Midpoint: (False Victory) With George at the helm, the firm creates Bailey Park, a residential project offering better living conditions than Potter’s expensive tenements at Potter’s Field. Mary is with him, tying A and B Stories together. This raises the stakes for George as he’s now more critical of Bedford Falls than ever. But the clock starts ticking—it’s only a matter of time before Potter makes his counter move.
Bad Guys Close In: When the hero is victorious, the villain is always there to bring him back down to earth. Henry Potter tries to lure George with an attractive job offer, paying $20,000 annually. However, George discerns Potter’s underlying scheme to eliminate Bailey Brothers Building and Loan and decisively rejects the offer. But George keeps the complimentary cigar. He learns that Mary is pregnant, and they have had several more children. World War II begins, but George cannot fight for his country due to his bad ear. However, his brother Harry, who lives the life George wants, becomes a fighter pilot who wins the Congressional Medal of Honor.

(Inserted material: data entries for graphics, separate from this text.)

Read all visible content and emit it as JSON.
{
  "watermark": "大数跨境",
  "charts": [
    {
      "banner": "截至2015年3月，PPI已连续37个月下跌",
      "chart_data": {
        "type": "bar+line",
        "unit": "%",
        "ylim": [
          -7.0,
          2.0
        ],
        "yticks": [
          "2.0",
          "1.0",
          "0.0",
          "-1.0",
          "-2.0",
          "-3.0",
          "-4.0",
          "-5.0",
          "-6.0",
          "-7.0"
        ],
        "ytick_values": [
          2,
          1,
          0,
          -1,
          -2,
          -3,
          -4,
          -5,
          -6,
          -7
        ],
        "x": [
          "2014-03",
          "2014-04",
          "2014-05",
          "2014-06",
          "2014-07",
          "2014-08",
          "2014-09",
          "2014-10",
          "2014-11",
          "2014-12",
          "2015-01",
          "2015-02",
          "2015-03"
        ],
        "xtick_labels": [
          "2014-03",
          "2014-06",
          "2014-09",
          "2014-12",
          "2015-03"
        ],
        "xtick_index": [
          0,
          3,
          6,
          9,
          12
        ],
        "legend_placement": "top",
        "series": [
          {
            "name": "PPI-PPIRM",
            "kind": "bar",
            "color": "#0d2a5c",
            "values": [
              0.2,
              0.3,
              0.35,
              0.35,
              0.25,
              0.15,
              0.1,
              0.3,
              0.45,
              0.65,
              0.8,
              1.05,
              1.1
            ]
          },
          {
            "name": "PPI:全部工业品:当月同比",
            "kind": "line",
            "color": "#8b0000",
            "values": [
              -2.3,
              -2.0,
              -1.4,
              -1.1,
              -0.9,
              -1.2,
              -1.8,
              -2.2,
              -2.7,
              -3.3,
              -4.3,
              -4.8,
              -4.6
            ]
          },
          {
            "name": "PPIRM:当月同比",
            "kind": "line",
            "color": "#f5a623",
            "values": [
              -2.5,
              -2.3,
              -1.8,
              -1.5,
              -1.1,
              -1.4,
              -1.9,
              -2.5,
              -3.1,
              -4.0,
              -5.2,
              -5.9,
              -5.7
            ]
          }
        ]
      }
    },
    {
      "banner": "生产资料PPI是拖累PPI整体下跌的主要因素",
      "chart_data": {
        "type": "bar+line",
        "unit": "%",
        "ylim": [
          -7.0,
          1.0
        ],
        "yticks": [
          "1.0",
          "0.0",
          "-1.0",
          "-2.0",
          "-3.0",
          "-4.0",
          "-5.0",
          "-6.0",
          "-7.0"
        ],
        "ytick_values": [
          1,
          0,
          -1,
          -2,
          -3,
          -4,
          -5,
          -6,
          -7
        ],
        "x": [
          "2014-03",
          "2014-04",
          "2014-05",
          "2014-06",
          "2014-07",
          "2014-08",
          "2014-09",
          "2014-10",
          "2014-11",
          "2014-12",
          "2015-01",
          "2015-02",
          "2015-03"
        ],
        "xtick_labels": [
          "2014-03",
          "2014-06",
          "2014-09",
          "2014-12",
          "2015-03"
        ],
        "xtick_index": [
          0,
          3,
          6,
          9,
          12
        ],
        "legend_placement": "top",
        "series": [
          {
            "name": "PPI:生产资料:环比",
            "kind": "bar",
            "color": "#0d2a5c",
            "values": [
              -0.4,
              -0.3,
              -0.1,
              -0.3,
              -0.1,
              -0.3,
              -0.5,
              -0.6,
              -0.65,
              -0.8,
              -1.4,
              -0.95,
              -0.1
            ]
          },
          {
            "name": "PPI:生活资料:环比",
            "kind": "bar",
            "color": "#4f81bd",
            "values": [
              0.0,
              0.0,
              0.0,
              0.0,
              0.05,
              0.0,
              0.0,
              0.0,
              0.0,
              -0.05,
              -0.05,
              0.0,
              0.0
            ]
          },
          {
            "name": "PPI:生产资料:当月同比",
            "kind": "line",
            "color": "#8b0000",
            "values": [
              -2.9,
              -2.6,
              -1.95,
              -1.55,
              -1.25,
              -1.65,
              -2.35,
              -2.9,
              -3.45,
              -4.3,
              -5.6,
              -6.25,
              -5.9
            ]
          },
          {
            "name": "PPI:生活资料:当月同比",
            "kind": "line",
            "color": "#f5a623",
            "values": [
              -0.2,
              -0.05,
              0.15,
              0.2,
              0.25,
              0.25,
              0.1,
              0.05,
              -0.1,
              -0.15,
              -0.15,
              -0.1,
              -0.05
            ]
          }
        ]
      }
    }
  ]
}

All Is Lost: Uncle Billy misplaces the loan company’s $8,000 deposit, which pushes George to the brink—showing a dark side we haven’t seen. The stakes rise as his business could be shut down, and he could go to jail. He’s short with Mary and the children at home, yelling at them. There’s a whiff of death as George could lose everything he’s worked so hard for.
Dark Night of the Soul: George goes to Henry Potter (who accidentally has the $8,000 Uncle Billy lost) for a loan to save his family business. The only thing George has as collateral is a $15,000 life insurance policy (with a $500 equity). Potter, who enjoys George prostrating to him, tells him that he’s worth more dead than alive. As a Bailey Brothers Building and Loan stockholder, Potter calls the sheriff on George.
At Martini’s, George knocks back a few drinks and prays. He drives to the town bridge and is about to jump off—his business and family will be saved if he dies. Clarence shows up and leaps in, screaming for help. George jumps in to save him. Clarence reveals he’s an angel.
George says he wishes he was never born. And in true Dickensian and Capraesque fashion, Clarence shows George what Bedford Falls would be like if he hadn’t existed: The town is now Pottersville, with many angry people and plenty of neon lights. Mr. Gower spent 20 years in jail for poisoning a boy because George never stopped him. Harry drowned in the frozen pond as George wasn’t there to save him, and Mary is a spinster librarian. Bailey Park is the town cemetery. George doesn’t like any of it. He had a wonderful life when he was alive—and he prays for it back.
Break into Three: Clarence reverses the Spell, and George races through the streets of Bedford Falls, joyously proclaiming his appreciation for life, breaking free from the magic. He’s learned the Lesson.
Finale: George returns home. He’s happy he still has one! The bank accountant is there with the ledger, and the sheriff is present to arrest him. George doesn’t care; he has everything he needs: his family and his town. Mary shows up. The town rallied around and took up a collection—a call back to when George helped them with his money. They bestow it on George and Mary. A message from Clarence in his copy of Tom Sawyer underscores the value of friendship, which makes you richer than money, reprising the Lesson.
Final Image: George’s brother Harry returns home and toasts him as the wealthiest man in town, and we conclude with a celebratory rendition of “Auld Lang Syne,” echoing the surreal triumph over the Wish’s curse.